A teacher from NY on the threat to teachers:
It’s time to put away the specter of mass teacher deaths that justified so many of us sitting home for the past year. It didn’t happen anywhere in the world, and never was going to happen in NYC, in schools with basic masking and distancing.
That was unscientific fear mongering by the union, and everyone fell for it.
And a teacher from Chicago:
As a teacher in Chicago, I struggled with online teaching in the fall; after adjusting to new tech and new ways of teaching, I found it very convenient — no commuting, no classroom discipline, no dragging papers home. But throughout, it has been overwhelmingly negative for most students. I felt guilt for reasons precisely described in this op-ed. Why were my students’ parents essential enough to be exposed, but I am too important to get covid or laid off? And, yes, teachers play an important role in childcare– deal with it peers! I still am dumbfounded as to how my district and union did not even attempt innovative solutions.
Finally, a response from an obviously upset parent makes a partisan point:
This. One thousand times this. Democrats and blue states have made a terrible mistake. I am a parent and I am horrified what they did to our children, I am leaving the Democratic Party. I spent the last 15 months in utter disbelief. Other countries did not do this! Other states did not do this. They did.not.do.this.

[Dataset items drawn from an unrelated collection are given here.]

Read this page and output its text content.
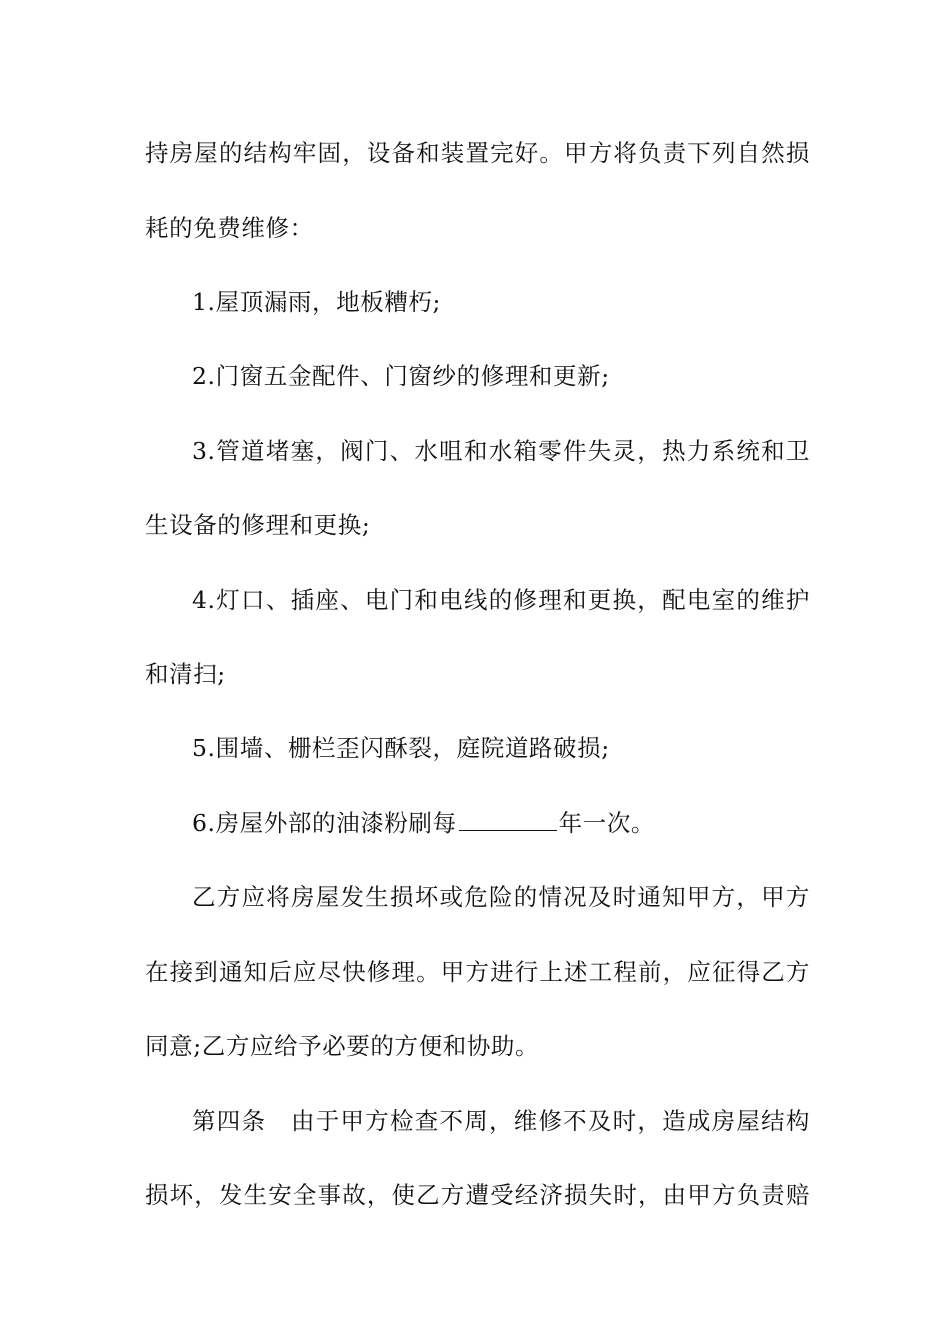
持房屋的结构牢固，设备和装置完好。甲方将负责下列自然损
耗的免费维修：
1.屋顶漏雨，地板糟朽;
2.门窗五金配件、门窗纱的修理和更新;
3.管道堵塞，阀门、水咀和水箱零件失灵，热力系统和卫
生设备的修理和更换;
4.灯口、插座、电门和电线的修理和更换，配电室的维护
和清扫;
5.围墙、栅栏歪闪酥裂，庭院道路破损;
6.房屋外部的油漆粉刷每	年一次。
乙方应将房屋发生损坏或危险的情况及时通知甲方，甲方
在接到通知后应尽快修理。甲方进行上述工程前，应征得乙方
同意;乙方应给予必要的方便和协助。
第四条　由于甲方检查不周，维修不及时，造成房屋结构
损坏，发生安全事故，使乙方遭受经济损失时，由甲方负责赔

Parents are a quieter voting bloc as a whole, we are too disparate and too busy. We don’t advocate or protest en masse. But we do vote. Dems will lose the House and Senate over this in 2022, no doubt. Anyone thinking otherwise is not paying attention to the quiet but incredible anger boiling in most parents in blue states.
I think there’s some truth to the idea that this could really hurt Democrats if Republicans are smart enough to talk about it. That will also depend on whether or not the same unions who fought to keep teachers home will now fight to ignore the impact of that decision. There is already a move in New York not to test kids lest parents learn the full extent of the pandemic learning loss created by remote learning.